L’occasione è rappresentata dal concorso a un posto di Dirigente Avvocato bandito da un’Azienda Ospedaliera che, nel dare puntuale applicazione all’art. 58 del D.P.R. 10.12.1997 n. 483, concernente il “regolamento recante la disciplina concorsuale per il personale dirigenziale del Servizio sanitario nazionale”, ha previsto come requisito di partecipazione alla selezione pubblica l’iscrizione all’ordine professionale “.. attestato da certificato in data non anteriore a sei mesi rispetto alla scadenza del bando”.

Il Collegio ritiene che la norma regolamentare, cui rimanda il bando di concorso, si ponga in aperto contrasto con la disciplina normativa superiore contenuta nell’art. 35, c. 1 lett. a), del D.Lgs. n. 165/2001, secondo cui le procedure selettive volte all’assunzione nelle amministrazioni pubbliche devono essere finalizzate “all’accertamento della professionalità richiesta”, in applicazione dei principi di cui all’art. 97 Cost.

Alla luce della prescrizione contenuta nel testo unico sul pubblico impiego il requisito dell’iscrizione all’albo professionale appare irragionevole. Invero, “Il bando impugnato, ed il citato art. 58 c. 1 lett. d) del D.P.R. n. 483/97 richiamato nel medesimo, illegittimamente richiedono pertanto, quale requisito di partecipazione, il possesso di un elemento che è in realtà previsto solo per l’esercizio delle funzioni oggetto del concorso, e pertanto inidoneo a selezionare la platea dei potenziali concorrenti, che al contrario viene arbitrariamente limitata, proprio a causa di tale criterio di selezione, che è pertanto irragionevole”.

Il Collegio si riporta ad un consolidato orientamento giurisprudenziale formatosi sulla questione, evidenziando che la procedura concorsuale è finalizzata a verificare il possesso nei candidati di quelle capacità necessarie per assolvere alle mansioni proprie della qualifica da ricoprire, a nulla rilevando invece, almeno in questa prima fase selettiva, eventuali requisiti necessari per il concreto svolgimento delle funzioni oggetto del concorso. Quest’ultimi, semmai, dovranno esser posseduti al momento della stipula del contratto di lavoro ma non possono formare oggetto dell’accertamento concorsuale (T.A.R. Friuli Venezia Giulia, Sez. I, 8.3.2012 n. 92; T.A.R. Sardegna, Sez. I, 29.5.2008 n. 1108; T.A.R. Abruzzo, Pescara, Sez. I, 27.10.2008 n. 858;  T.A.R. Lombardia, Milano, Sez.
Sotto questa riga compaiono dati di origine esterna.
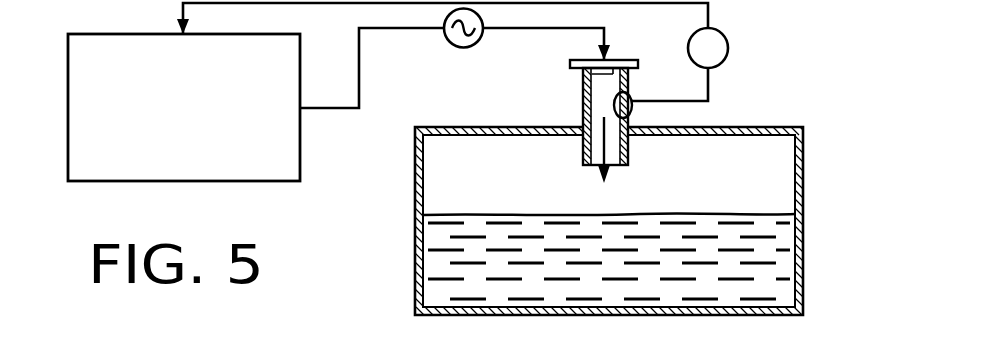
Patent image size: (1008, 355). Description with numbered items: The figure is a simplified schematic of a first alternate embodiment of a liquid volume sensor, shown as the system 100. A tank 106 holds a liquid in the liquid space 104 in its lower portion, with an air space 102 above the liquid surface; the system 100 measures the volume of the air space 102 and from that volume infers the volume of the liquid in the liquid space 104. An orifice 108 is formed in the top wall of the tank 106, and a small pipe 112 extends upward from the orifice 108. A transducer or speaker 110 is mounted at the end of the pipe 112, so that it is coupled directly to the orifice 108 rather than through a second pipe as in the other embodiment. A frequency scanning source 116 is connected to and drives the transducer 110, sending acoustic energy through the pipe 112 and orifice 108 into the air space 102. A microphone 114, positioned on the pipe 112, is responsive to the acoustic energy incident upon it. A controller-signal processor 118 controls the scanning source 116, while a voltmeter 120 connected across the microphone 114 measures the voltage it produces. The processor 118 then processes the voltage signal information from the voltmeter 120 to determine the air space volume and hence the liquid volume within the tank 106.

The system 100 is at (817, 168).
The air space 102 is at (732, 185).
The liquid space 104 is at (527, 277).
The tank 106 is at (415, 196).
The orifice 108 is at (594, 140).
The transducer or speaker 110 is at (586, 59).
The small pipe 112 is at (583, 98).
The microphone 114 is at (630, 95).
The frequency scanning source 116 is at (462, 48).
The controller-signal processor 118 is at (240, 181).
The voltmeter 120 is at (728, 48).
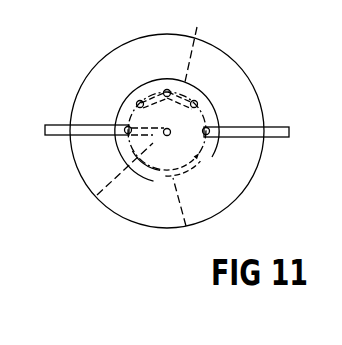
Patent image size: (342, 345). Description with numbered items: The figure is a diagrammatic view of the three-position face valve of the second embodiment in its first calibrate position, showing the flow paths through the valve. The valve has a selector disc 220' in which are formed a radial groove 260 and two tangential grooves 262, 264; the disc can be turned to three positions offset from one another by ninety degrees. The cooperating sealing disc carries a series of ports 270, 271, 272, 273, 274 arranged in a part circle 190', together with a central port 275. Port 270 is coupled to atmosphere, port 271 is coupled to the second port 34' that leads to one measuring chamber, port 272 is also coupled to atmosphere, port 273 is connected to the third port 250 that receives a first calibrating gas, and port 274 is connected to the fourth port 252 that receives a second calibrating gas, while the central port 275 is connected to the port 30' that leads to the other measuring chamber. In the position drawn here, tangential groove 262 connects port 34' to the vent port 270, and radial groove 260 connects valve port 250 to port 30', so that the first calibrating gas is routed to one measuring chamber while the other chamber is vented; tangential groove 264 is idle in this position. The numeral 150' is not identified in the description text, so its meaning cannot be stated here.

The disc 150' is at (191, 118).
The third port 250 is at (57, 125).
The fourth port 252 is at (281, 126).
The selector disc 220' is at (140, 94).
The part circle 190' is at (94, 166).
The port 30' is at (185, 155).
The second port 34' is at (167, 76).
The radial groove 260 is at (97, 195).
The tangential groove 262 is at (215, 44).
The tangential groove 264 is at (186, 226).
The port 270 is at (196, 101).
The port 271 is at (166, 90).
The port 272 is at (137, 101).
The port 273 is at (125, 127).
The port 274 is at (208, 135).
The central port 275 is at (165, 137).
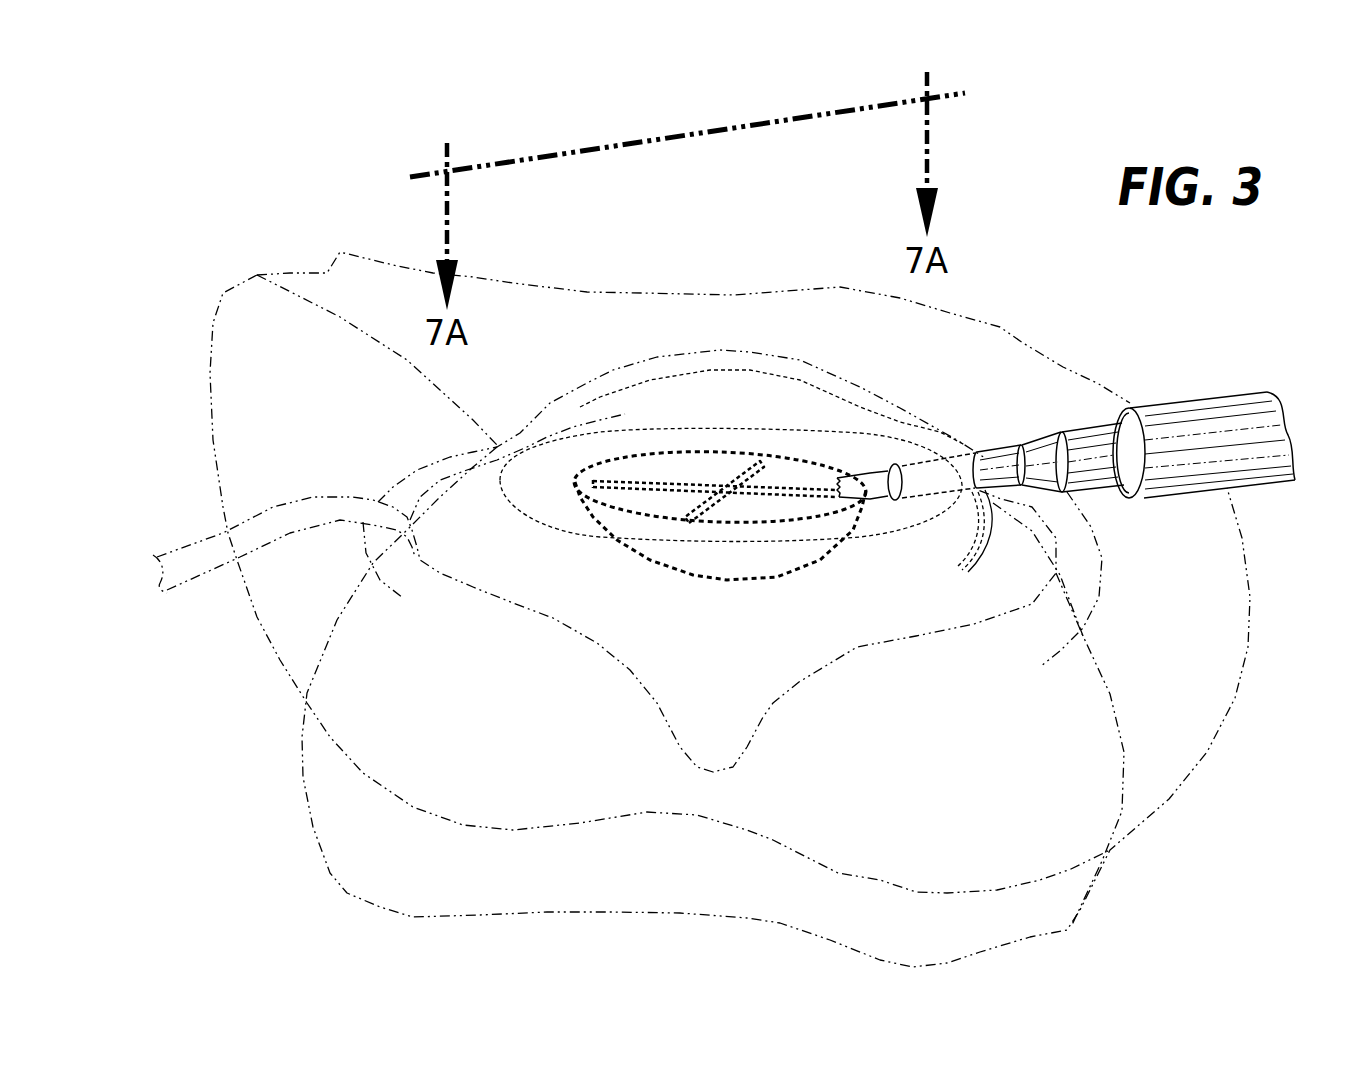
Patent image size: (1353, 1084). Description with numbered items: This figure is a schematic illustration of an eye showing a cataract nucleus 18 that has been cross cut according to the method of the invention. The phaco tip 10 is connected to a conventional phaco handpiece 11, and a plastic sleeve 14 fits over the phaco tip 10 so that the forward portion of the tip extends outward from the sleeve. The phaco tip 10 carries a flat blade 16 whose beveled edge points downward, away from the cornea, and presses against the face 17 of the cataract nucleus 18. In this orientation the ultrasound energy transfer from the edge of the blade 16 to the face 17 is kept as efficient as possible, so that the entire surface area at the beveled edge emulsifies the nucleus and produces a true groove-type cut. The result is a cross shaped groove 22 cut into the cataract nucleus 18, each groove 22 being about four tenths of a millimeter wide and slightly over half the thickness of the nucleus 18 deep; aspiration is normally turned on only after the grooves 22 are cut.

The phaco tip 10 is at (877, 440).
The phaco handpiece 11 is at (1090, 433).
The plastic sleeve 14 is at (1003, 452).
The blade 16 is at (828, 510).
The face 17 is at (716, 479).
The cataract nucleus 18 is at (700, 565).
The cross shaped groove 22 is at (640, 480).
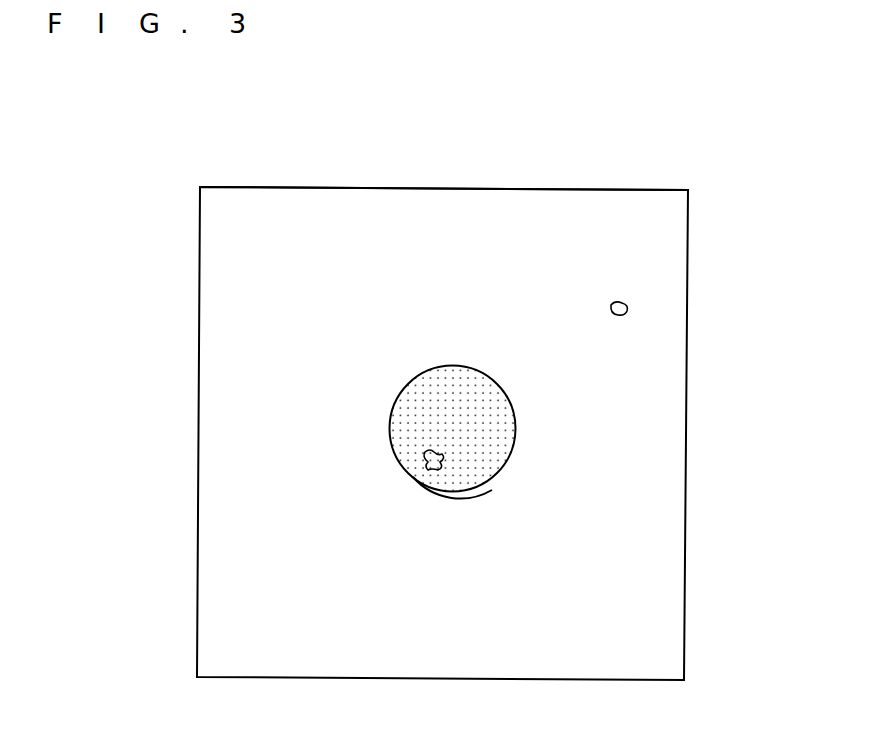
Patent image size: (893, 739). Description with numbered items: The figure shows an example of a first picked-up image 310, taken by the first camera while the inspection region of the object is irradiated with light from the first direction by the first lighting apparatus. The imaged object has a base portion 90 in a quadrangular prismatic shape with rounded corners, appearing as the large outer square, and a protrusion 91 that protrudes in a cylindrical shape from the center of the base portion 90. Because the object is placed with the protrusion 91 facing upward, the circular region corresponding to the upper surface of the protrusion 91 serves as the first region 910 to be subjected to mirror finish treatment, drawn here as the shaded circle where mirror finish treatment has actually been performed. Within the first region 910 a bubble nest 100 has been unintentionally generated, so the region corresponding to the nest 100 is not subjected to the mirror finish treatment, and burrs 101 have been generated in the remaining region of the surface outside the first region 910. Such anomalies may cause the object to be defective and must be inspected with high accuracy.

The first picked-up image 310 is at (590, 188).
The burrs 101 is at (602, 295).
The protrusion 91 is at (517, 392).
The base portion 90 is at (696, 408).
The bubble nest 100 is at (427, 455).
The first region 910 is at (490, 480).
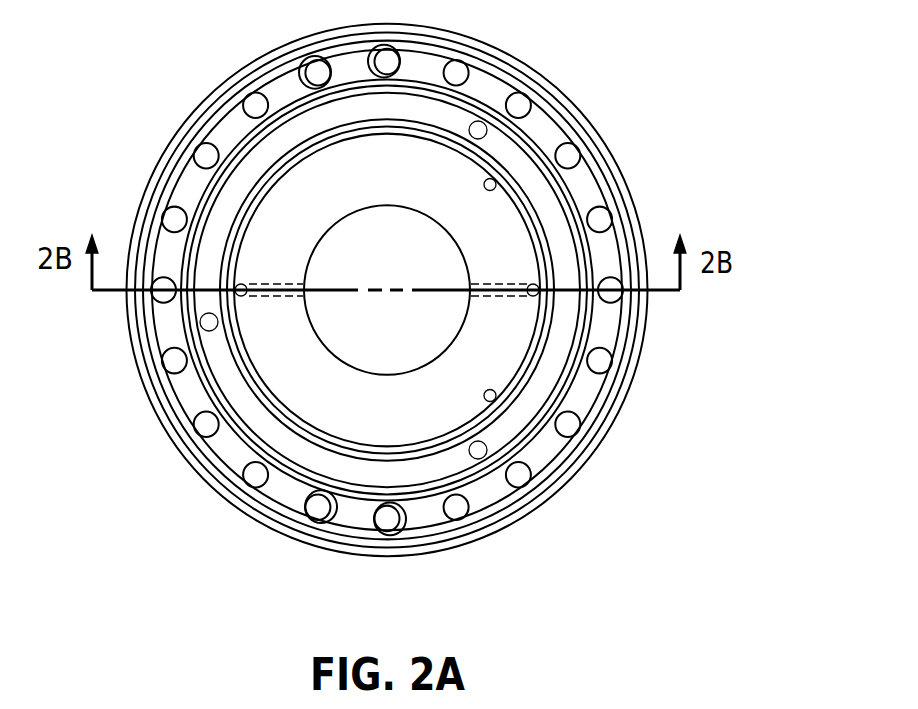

IV, 8.3.2013 n. 621).

La norma regolamentare, quindi, va disapplicata e il bando di concorso che la richiama va dichiarato illegittimo, relativamente a detto aspetto, in virtù del principio sulla gerarchia delle fonti del diritto, in forza del quale “.. allorché una norma primaria ed una norma secondaria regolino la medesima fattispecie in modo difforme, la norma secondaria recede rispetto alla norma primaria, non potendosi ammettere che il giudice sia obbligato a fare applicazione di norme regolamentari contrastanti con la legge (T.A.R. Lazio, Latina, Sez. I, 12.6.2013 n. 542, T.A.R. Sicilia, Catania, Sez. II, 4.7.2012 n. 1666, T.A.R. Toscana, Sez. II, 9.1.2010 n. 11, C.S., Sez. IV, n. 22/1996, Sez. V, n. 1332/1995)”.